Video courtesy of NYRA
Kentucky Derby winner Orb returned to the racetrack for the first time since his career-defining victory Saturday, jogging a mile under exercise rider Jenn Patterson at Belmont Park in preparation for the Preakness Stakes on May 18.
Hall of Fame trainer Shug McGaughey said Orb will gallop on Thursday morning and probably will breeze on Monday before shipping to Pimlico Race Course on Tuesday.
“The weather was terrible, so instead of galloping, he just jogged,” McGaughey said. “It was a pretty miserable morning when he went out. But Jenn said he was feeling good and moving good. All signs are good.”
ORB AT BELMONT PARK
Photo courtesy of Adam Coglianese/NYRA
Following his first Kentucky Derby win, the outpouring of congratulations and support he has received has overwhelmed McGaughey.
“It’s hugely appreciated. I appreciated the reception we got in Louisville. What’s happened after the Derby is absolutely mind-boggling and very, very flattering for me,” McGaughey said.
“The phone calls, the emails, the newspaper articles have just been absolutely wonderful. Nobody knows how much how I appreciate this reception.”
McGaughey has long been respected as a fantastic horseman who always puts the horse first in every decision when training Thoroughbreds.
“I try to conduct myself in the right way and try to run my stable in the best possible way. I try to surround myself with good people, who played a role in this,” he said. “I think that people have appreciated that. I had no idea that a horse race could bring that out.”
In other Preakness news:
Claiborne Farm’s and Adele Dilschneider’s Departing galloped 1 ½ miles on a fast track early Wednesday at Churchill Downs.

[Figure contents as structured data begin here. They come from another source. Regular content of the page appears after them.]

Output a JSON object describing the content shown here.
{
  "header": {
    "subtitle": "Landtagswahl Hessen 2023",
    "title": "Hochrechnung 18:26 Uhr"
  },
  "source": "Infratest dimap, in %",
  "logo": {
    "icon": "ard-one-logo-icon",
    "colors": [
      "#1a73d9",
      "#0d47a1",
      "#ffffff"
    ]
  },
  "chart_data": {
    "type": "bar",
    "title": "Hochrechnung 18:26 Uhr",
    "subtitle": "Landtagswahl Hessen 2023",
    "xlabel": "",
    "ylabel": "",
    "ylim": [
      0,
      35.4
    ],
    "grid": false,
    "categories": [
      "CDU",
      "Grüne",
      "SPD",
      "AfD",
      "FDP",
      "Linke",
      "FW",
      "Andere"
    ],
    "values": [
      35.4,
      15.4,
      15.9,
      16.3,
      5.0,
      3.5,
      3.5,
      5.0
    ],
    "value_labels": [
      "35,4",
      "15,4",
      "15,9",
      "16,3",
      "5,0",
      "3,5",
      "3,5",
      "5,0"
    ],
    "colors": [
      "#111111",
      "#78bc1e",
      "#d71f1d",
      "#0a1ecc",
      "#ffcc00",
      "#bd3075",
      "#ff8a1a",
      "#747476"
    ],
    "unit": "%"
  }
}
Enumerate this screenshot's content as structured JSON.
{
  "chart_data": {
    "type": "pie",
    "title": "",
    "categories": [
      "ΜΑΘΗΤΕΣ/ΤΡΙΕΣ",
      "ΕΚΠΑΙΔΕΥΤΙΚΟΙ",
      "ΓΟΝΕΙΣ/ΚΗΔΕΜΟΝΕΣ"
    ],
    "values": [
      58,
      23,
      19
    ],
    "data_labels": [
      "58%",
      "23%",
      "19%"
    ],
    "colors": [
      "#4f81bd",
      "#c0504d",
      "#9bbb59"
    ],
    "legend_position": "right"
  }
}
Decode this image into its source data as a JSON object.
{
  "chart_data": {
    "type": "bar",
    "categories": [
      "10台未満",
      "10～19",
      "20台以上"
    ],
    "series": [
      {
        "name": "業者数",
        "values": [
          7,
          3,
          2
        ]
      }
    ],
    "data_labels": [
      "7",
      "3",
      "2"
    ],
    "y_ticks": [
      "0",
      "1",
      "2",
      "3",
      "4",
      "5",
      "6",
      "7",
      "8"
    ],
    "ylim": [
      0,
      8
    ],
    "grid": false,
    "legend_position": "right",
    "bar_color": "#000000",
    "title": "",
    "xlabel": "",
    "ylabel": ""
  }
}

Trained by Al Stall Jr., the Illinois Derby winner is scheduled to work Saturday or Sunday depending on weather. Friday’s forecast in Louisville is for scattered thunderstorms with a 50 percent chance of rain and Saturday’s outlook is for a few showers and a 30 percent chance of rain.
Itsmyluckyday, who arrived at Monmouth Park from Churchill Downs Wednesday morning, will have a new rider for the Preakness. Hall of Fame jockey John Velazquez will replace Elvis Trujillo aboard the Holy Bull Stakes winner, who finished 15th in the Kentucky Derby.

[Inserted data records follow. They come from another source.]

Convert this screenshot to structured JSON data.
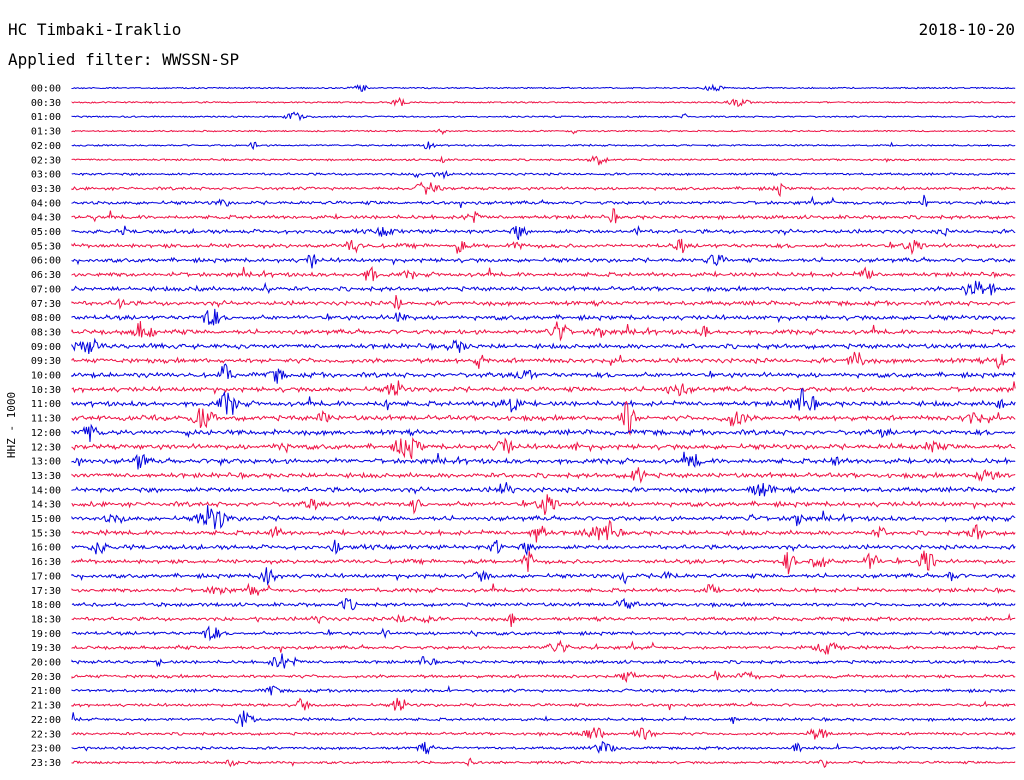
{
  "header": {
    "station": "HC Timbaki-Iraklio",
    "date": "2018-10-20",
    "filter": "Applied filter: WWSSN-SP"
  },
  "chart_data": {
    "type": "line",
    "channel_label": "HHZ - 1000",
    "rows": [
      "00:00",
      "00:30",
      "01:00",
      "01:30",
      "02:00",
      "02:30",
      "03:00",
      "03:30",
      "04:00",
      "04:30",
      "05:00",
      "05:30",
      "06:00",
      "06:30",
      "07:00",
      "07:30",
      "08:00",
      "08:30",
      "09:00",
      "09:30",
      "10:00",
      "10:30",
      "11:00",
      "11:30",
      "12:00",
      "12:30",
      "13:00",
      "13:30",
      "14:00",
      "14:30",
      "15:00",
      "15:30",
      "16:00",
      "16:30",
      "17:00",
      "17:30",
      "18:00",
      "18:30",
      "19:00",
      "19:30",
      "20:00",
      "20:30",
      "21:00",
      "21:30",
      "22:00",
      "22:30",
      "23:00",
      "23:30"
    ],
    "colors": [
      "#0000dd",
      "#ee1144"
    ],
    "activity": [
      0.08,
      0.1,
      0.12,
      0.1,
      0.15,
      0.2,
      0.3,
      0.45,
      0.55,
      0.6,
      0.65,
      0.7,
      0.7,
      0.72,
      0.75,
      0.75,
      0.8,
      0.82,
      0.85,
      0.85,
      0.85,
      0.85,
      0.9,
      0.9,
      0.9,
      0.92,
      0.9,
      0.85,
      0.85,
      0.85,
      0.82,
      0.8,
      0.75,
      0.72,
      0.7,
      0.65,
      0.6,
      0.58,
      0.55,
      0.52,
      0.5,
      0.5,
      0.45,
      0.45,
      0.42,
      0.4,
      0.38,
      0.35
    ]
  }
}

The son of Lawyer Ron had returned to the racetrack Tuesday morning at Churchill Downs, where he jogged two miles.
Five-time Preakness-winning trainer D. Wayne Lukas has firmed up the jockey assignments for his three Preakness candidates. He reported Wednesday morning that Hall of Fame jockey Mike Smith will replace Jon Court aboard Will Take Charge, while Julien Leparoux will have the mount aboard Titletown Five and Gary Stevens will retain the mount on Oxbow.

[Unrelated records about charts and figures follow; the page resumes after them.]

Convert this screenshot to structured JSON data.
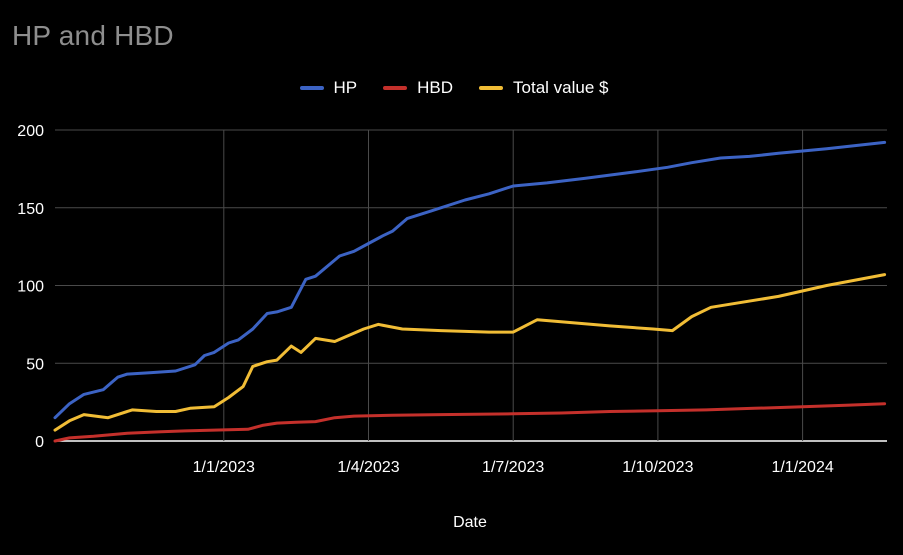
{
  "chart_data": {
    "type": "line",
    "title": "HP and HBD",
    "xlabel": "Date",
    "ylabel": "",
    "ylim": [
      0,
      200
    ],
    "y_ticks": [
      0,
      50,
      100,
      150,
      200
    ],
    "x_ticks": [
      "1/1/2023",
      "1/4/2023",
      "1/7/2023",
      "1/10/2023",
      "1/1/2024"
    ],
    "x_tick_positions": [
      3.5,
      6.5,
      9.5,
      12.5,
      15.5
    ],
    "x_range": [
      0,
      17.25
    ],
    "grid": true,
    "legend_position": "top-center",
    "series": [
      {
        "name": "HP",
        "color": "#3c63c4",
        "points": [
          [
            0.0,
            15
          ],
          [
            0.3,
            24
          ],
          [
            0.6,
            30
          ],
          [
            1.0,
            33
          ],
          [
            1.3,
            41
          ],
          [
            1.5,
            43
          ],
          [
            2.0,
            44
          ],
          [
            2.5,
            45
          ],
          [
            2.9,
            49
          ],
          [
            3.1,
            55
          ],
          [
            3.3,
            57
          ],
          [
            3.6,
            63
          ],
          [
            3.8,
            65
          ],
          [
            4.1,
            72
          ],
          [
            4.4,
            82
          ],
          [
            4.6,
            83
          ],
          [
            4.9,
            86
          ],
          [
            5.2,
            104
          ],
          [
            5.4,
            106
          ],
          [
            5.9,
            119
          ],
          [
            6.2,
            122
          ],
          [
            6.5,
            127
          ],
          [
            6.8,
            132
          ],
          [
            7.0,
            135
          ],
          [
            7.3,
            143
          ],
          [
            7.8,
            148
          ],
          [
            8.5,
            155
          ],
          [
            9.0,
            159
          ],
          [
            9.5,
            164
          ],
          [
            10.2,
            166
          ],
          [
            11.0,
            169
          ],
          [
            12.0,
            173
          ],
          [
            12.7,
            176
          ],
          [
            13.2,
            179
          ],
          [
            13.8,
            182
          ],
          [
            14.4,
            183
          ],
          [
            15.0,
            185
          ],
          [
            16.0,
            188
          ],
          [
            17.2,
            192
          ]
        ]
      },
      {
        "name": "HBD",
        "color": "#c4302b",
        "points": [
          [
            0.0,
            0
          ],
          [
            0.3,
            2
          ],
          [
            0.8,
            3
          ],
          [
            1.5,
            5
          ],
          [
            2.2,
            6
          ],
          [
            2.7,
            6.5
          ],
          [
            3.3,
            7
          ],
          [
            4.0,
            7.5
          ],
          [
            4.3,
            10
          ],
          [
            4.6,
            11.5
          ],
          [
            5.0,
            12
          ],
          [
            5.4,
            12.5
          ],
          [
            5.8,
            15
          ],
          [
            6.2,
            16
          ],
          [
            7.0,
            16.5
          ],
          [
            8.0,
            17
          ],
          [
            9.5,
            17.5
          ],
          [
            10.5,
            18
          ],
          [
            11.5,
            19
          ],
          [
            12.5,
            19.5
          ],
          [
            13.5,
            20
          ],
          [
            14.5,
            21
          ],
          [
            15.5,
            22
          ],
          [
            16.4,
            23
          ],
          [
            17.2,
            24
          ]
        ]
      },
      {
        "name": "Total value $",
        "color": "#f1bd36",
        "points": [
          [
            0.0,
            7
          ],
          [
            0.3,
            13
          ],
          [
            0.6,
            17
          ],
          [
            1.1,
            15
          ],
          [
            1.6,
            20
          ],
          [
            2.1,
            19
          ],
          [
            2.5,
            19
          ],
          [
            2.8,
            21
          ],
          [
            3.3,
            22
          ],
          [
            3.6,
            28
          ],
          [
            3.9,
            35
          ],
          [
            4.1,
            48
          ],
          [
            4.4,
            51
          ],
          [
            4.6,
            52
          ],
          [
            4.9,
            61
          ],
          [
            5.1,
            57
          ],
          [
            5.4,
            66
          ],
          [
            5.8,
            64
          ],
          [
            6.4,
            72
          ],
          [
            6.7,
            75
          ],
          [
            7.2,
            72
          ],
          [
            8.0,
            71
          ],
          [
            9.0,
            70
          ],
          [
            9.5,
            70
          ],
          [
            10.0,
            78
          ],
          [
            11.5,
            74
          ],
          [
            12.4,
            72
          ],
          [
            12.8,
            71
          ],
          [
            13.2,
            80
          ],
          [
            13.6,
            86
          ],
          [
            14.0,
            88
          ],
          [
            15.0,
            93
          ],
          [
            16.0,
            100
          ],
          [
            17.2,
            107
          ]
        ]
      }
    ]
  }
}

Smith, 47, has competed in the Preakness 14 times since 1984. He picked up his lone win on Prairie Bayou in 1993 and has two seconds on his resume: Mine That Bird in 2009 and Bodemeister in 2012.
Leparoux has been blanked with five Preakness mounts, including a 2008 second-place finisher Macho Again.
Stevens has ridden two Preakness winners, Silver Charm (1997) and Point Given (2001), from 16 mounts.
Trainer Doug O’Neill’s Santa Anita Derby winner Goldencents walked the shedrow at his barn at Pimlico for 30 minutes Wednesday morning. He will return to the track at 8:30 Thursday morning for the first time since finishing 17th in the Kentucky Derby. Goldencents shipped from Kentucky Monday and was the first Preakness candidate to arrive at Pimlico.
“He’s great. He’s settled in really well,” said assistant trainer Jack Sisterson. “We’re happy with him.”
Jockey Kevin Krigger, who will be aboard Goldencents when he goes out to jog Thursday, has a mount on Sunday’s program at Pimlico.
GoldMark Farm and Whisper Hill Farm’s fifth-place Kentucky Derby finisher Mylute returned to the track for the first time since the “Run for the Roses” with an easy jog early Wednesday morning at Churchill.
“Everything was fine this morning,” trainer Tom Amoss said. “He will gallop the rest of the week and the partnership will get together Saturday after training and make a decision on the Preakness.”